The pattern in Los Angeles was similar to what was seen in New York. There were fewer births and more deaths in 2020 than what was seen here in the past, but net migration was the primary factor bringing down the population. International migration was deeply reduced, with fewer than 10,000 residents moving into Los Angeles from international locations in 2020. That volume has come down over 80% in the past five years. Domestic migration really hurt the overall numbers, however, with over 128,000 residents leaving Los Angles for other U.S. cities in the past year.

Sun Belt Markets Attract

On the other hand, notable relocation hot spots in 2020 include several Sun Belt markets such as Dallas Fort/Worth, Phoenix, Houston, Austin, Atlanta and Charlotte.

These markets in the nation’s Sun Belt enjoyed sizable apartment demand in the past year, as these less expensive areas offered solid employment opportunities with diverse economies and appealing lifestyle options.

The Dallas/Fort Worth area logged a net population gain of nearly 120,000 new residents in 2020, with this gain swelling the local population by 1.6%. This region saw big gains in domestic migration in the past year, with 58,000 residents moving in from somewhere else in the U.S. That was an increase of 24.7% over 2019’s net migration gains. International migration was also big in Dallas/Fort Worth, which gained nearly 16,900 new residents from outside of the country. While notable by national standards, however, that number was about half the volume of international migration this area saw in 2019.

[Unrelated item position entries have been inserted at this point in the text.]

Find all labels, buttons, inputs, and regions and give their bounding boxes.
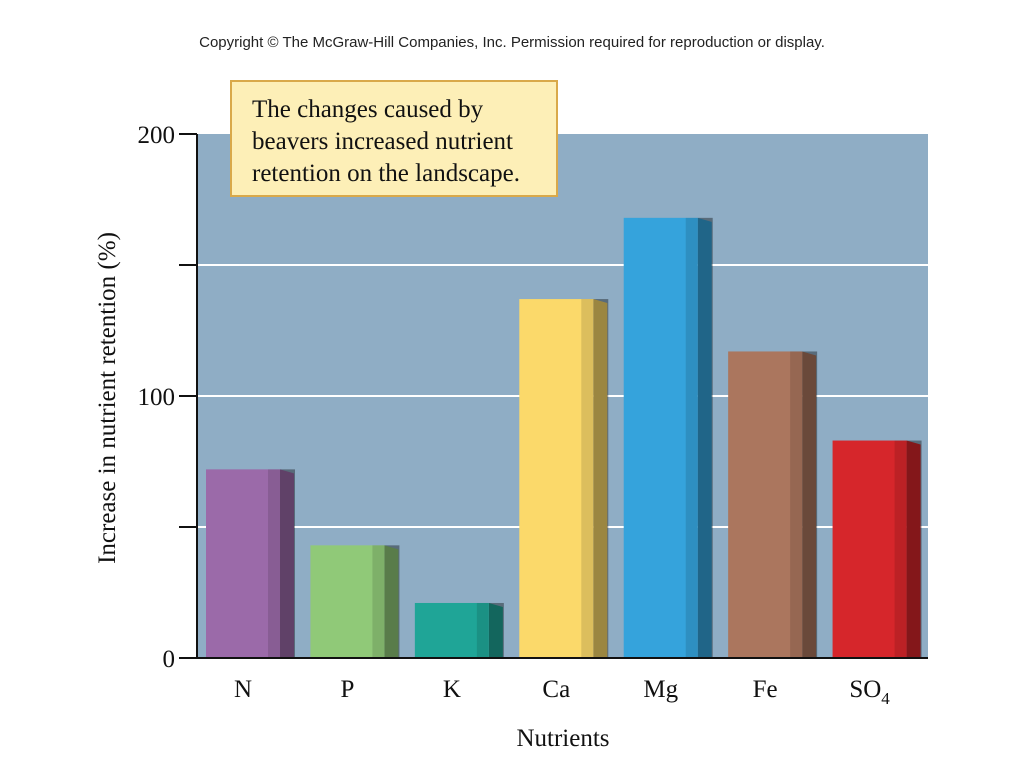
bar-side-shade [802,351,818,658]
bar-side-shade [697,217,713,658]
annotation-callout: The changes caused by beavers increased … [230,80,558,197]
bar-side [488,602,503,658]
y-tick-label: 100 [138,384,176,411]
bar-face [206,469,280,658]
x-tick-label: SO4 [849,676,890,708]
bar-face [519,299,594,658]
bar-side-shade [593,299,609,658]
bar-side [697,217,712,658]
bar-side [906,440,921,658]
bar-Ca [519,299,609,658]
bar-face-shade [581,299,594,658]
bar-face-shade [372,545,385,658]
bar-side [593,299,608,658]
x-tick-label: Fe [753,676,778,703]
bar-face [623,217,698,658]
bar-face [310,545,385,658]
bar-Fe [728,351,818,658]
x-tick-label: Mg [643,676,678,703]
bar-side-shade [280,469,295,658]
bar-face-shade [790,351,803,658]
bar-face-shade [476,602,489,658]
x-tick-label: P [340,676,354,703]
y-tick-label: 0 [163,646,176,673]
bar-side [280,469,294,658]
y-tick-label: 200 [138,122,176,149]
x-axis-title: Nutrients [516,725,609,752]
bar-side-shade [906,440,922,658]
bar-side [802,351,817,658]
bar-Mg [623,217,713,658]
bar-face-shade [894,440,907,658]
x-tick-label: K [443,676,461,703]
bar-face [728,351,803,658]
bar-face [832,440,907,658]
bar-side-shade [384,545,400,658]
bar-side-shade [488,602,504,658]
bar-face [414,602,489,658]
bar-P [310,545,400,658]
bar-N [206,469,295,658]
y-axis-title: Increase in nutrient retention (%) [94,232,121,564]
bar-face-shade [685,217,698,658]
x-tick-label: Ca [542,676,570,703]
bar-K [414,602,504,658]
bar-SO4 [832,440,922,658]
x-tick-label: N [234,676,252,703]
bar-side [384,545,399,658]
copyright-notice: Copyright © The McGraw-Hill Companies, I… [199,34,825,51]
bar-face-shade [268,469,280,658]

Dallas/Fort Worth is a national apartment demand – and construction – leader, with average monthly rents that run about $200 to $300 below the national norm.

Phoenix gained a little over 106,000 residents in 2020, increasing its population by 2.1%. The nation’s domestic migration leader, Phoenix gained 82,400 or so residents from other U.S. cities in the past year. International migration was smaller with 6,590 new residents, well below the five-year average for this market.

Even after ranking among the nation’s rent growth leaders for several years now, prices in Phoenix’s apartment market still run about $100 below the national average.

Houston gained a little over 91,000 new residents in the past year, an increase of 1.3%. This market saw domestic migration increase by over 200% in 2020. Over 19,700 new residents were gained through domestic migration in the past year, making up for losses this market saw in 2017 and 2018. In 2019, in-migration was moderate at roughly 6,000 people. International migration was down from previous numbers but was still solid at over 24,500 residents.

Austin saw its resident base increase by nearly 67,200 people, or 3% in the past year. This was the strongest percentage growth rate seen among large markets – with 1 million or more residents – nationwide. Three smaller markets saw faster growth than Austin, with rates of 3.4% to 3.9% in The Villages, FL, St. George, UT and Myrtle Beach, SC. The total population of those cities is roughly 100,000 to 300,000 residents.

The Texas capital benefited from domestic migration in the past year, with nearly 48,900 new residents moving into the city, a 17.8% increase over 2019’s volumes.

While Austin is the most expensive apartment market in Texas, average prices of $1,335 as of April were still about $100 below the national norm.